Как с каждым днем перестаешь жалеть. Уже ничего, ничего не жаль; даже не жаль того, что не исполнилось, обмануло. Важен только попутный ветер; и его много…
Не могу Вам сейчас писать (хотя хочу очень), потому что ничего не выговаривается».
Последнее письмо она написала ему из Петербурга (это второе «местное» письмо ее к нему) 4 мая 1917 года.
«Дорогой Александр Александрович, теперь я скоро уезжаю, и мне хотелось бы Вам перед отъездом сказать вот что: я знаю, что Вам скверно сейчас; но если бы Вам даже казалось, что это гибель, а передо мной был бы открыт любой другой самый широкий путь, – всякий, всякий, – я бы все же с радостью свернула с него, если бы Вы этого захотели, зачем – не знаю. Может быть, просто всю жизнь около Вас просидеть.
Мне грустно, что я Вас не видела сейчас: ведь опять уеду и не знаю, когда вернусь».
Она опять уехала на юг и уже не вернулась никогда…
Излагать подробно дальнейшую судьбу этой женщины, о которой написаны сегодня монографии и романы, я не буду. Остановлюсь лишь на том, что имеет отношение к Блоку. О кончине его она узнала в Югославии, где тяжко бедствовала с матерью, с детьми и вторым мужем. По воспоминаниям матери Софьи Борисовны Пиленко, горе ее было беспредельным.
При жизни великого поэта его судьба была ее судьбой; дальше ее собственная судьба становится частью посмертной судьбы Блока.
После окончания Второй мировой войны на вечере, посвященном памяти Матери Марии в Париже, литературовед К.В.Мочульский рассказывал: «1933 год… Поздно вечером идем с Матерью Марией к Дворцу Инвалидов, через эспланаду до Сены. Лунная ночь. Весна. Теплый ветер. Мать Мария говорит: “Когда я была девочкой, я убегала из дому и долго, до поздней ночи, бродила над морем. У нас в Анапе высокие откосы, густая трава, внизу скалы и прибой. Вы знаете наше Черноморское побережье? Как я его люблю!
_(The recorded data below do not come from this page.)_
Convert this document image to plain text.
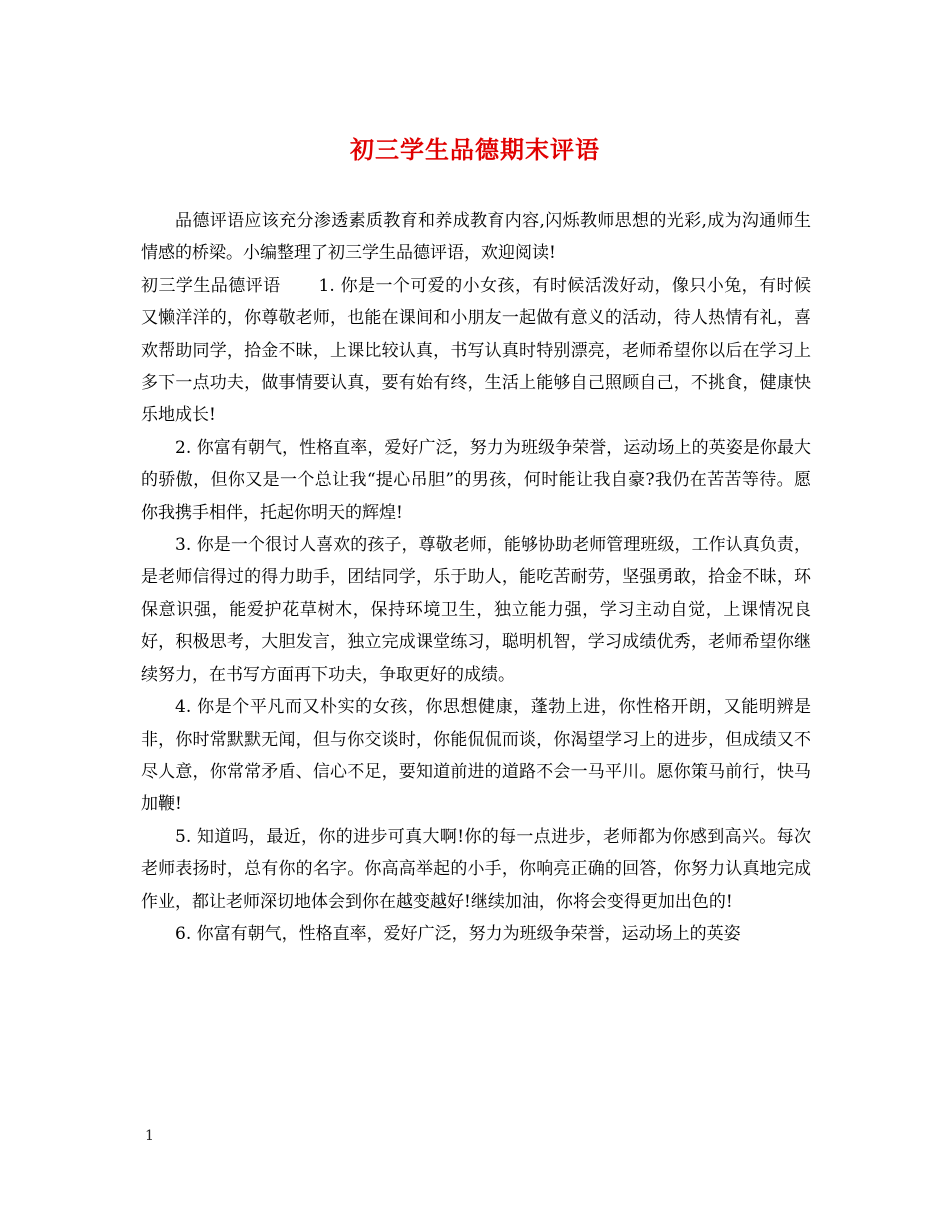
初三学生品德期末评语

品德评语应该充分渗透素质教育和养成教育内容,闪烁教师思想的光彩,成为沟通师生情感的桥梁。小编整理了初三学生品德评语，欢迎阅读!

初三学生品德评语 1. 你是一个可爱的小女孩，有时候活泼好动，像只小兔，有时候又懒洋洋的，你尊敬老师，也能在课间和小朋友一起做有意义的活动，待人热情有礼，喜欢帮助同学，拾金不昧，上课比较认真，书写认真时特别漂亮，老师希望你以后在学习上多下一点功夫，做事情要认真，要有始有终，生活上能够自己照顾自己，不挑食，健康快乐地成长!

2. 你富有朝气，性格直率，爱好广泛，努力为班级争荣誉，运动场上的英姿是你最大的骄傲，但你又是一个总让我“提心吊胆”的男孩，何时能让我自豪?我仍在苦苦等待。愿你我携手相伴，托起你明天的辉煌!

3. 你是一个很讨人喜欢的孩子，尊敬老师，能够协助老师管理班级，工作认真负责，是老师信得过的得力助手，团结同学，乐于助人，能吃苦耐劳，坚强勇敢，拾金不昧，环保意识强，能爱护花草树木，保持环境卫生，独立能力强，学习主动自觉，上课情况良好，积极思考，大胆发言，独立完成课堂练习，聪明机智，学习成绩优秀，老师希望你继续努力，在书写方面再下功夫，争取更好的成绩。

4. 你是个平凡而又朴实的女孩，你思想健康，蓬勃上进，你性格开朗，又能明辨是非，你时常默默无闻，但与你交谈时，你能侃侃而谈，你渴望学习上的进步，但成绩又不尽人意，你常常矛盾、信心不足，要知道前进的道路不会一马平川。愿你策马前行，快马加鞭!

5. 知道吗，最近，你的进步可真大啊!你的每一点进步，老师都为你感到高兴。每次老师表扬时，总有你的名字。你高高举起的小手，你响亮正确的回答，你努力认真地完成作业，都让老师深切地体会到你在越变越好!继续加油，你将会变得更加出色的!

6. 你富有朝气，性格直率，爱好广泛，努力为班级争荣誉，运动场上的英姿

1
Осенью задует норд-ост, рвет волосы, свистит в ушах. Хорошо! Я и теперь больше всего люблю ветер. Помните, у Блока:
…Мать Мария собирается снять дом в 48 комнат».
И она действительно его сняла – на улице Лурмель, 77.
Когда я был в Париже, то с горечью увидел, что сегодня этого дома нет; неужели он настолько одряхлел, что его
надо было разрушить и поставить эту уродливую коробку с уныло сияющими витринами хозяйственных магазинов?
В этом доме в довоенные годы, собрав по Парижу деньги, она устроила убежище для сотен голодных, бездомных, туберкулезных… Она их кормила, одевала, лечила, устраивала на работу.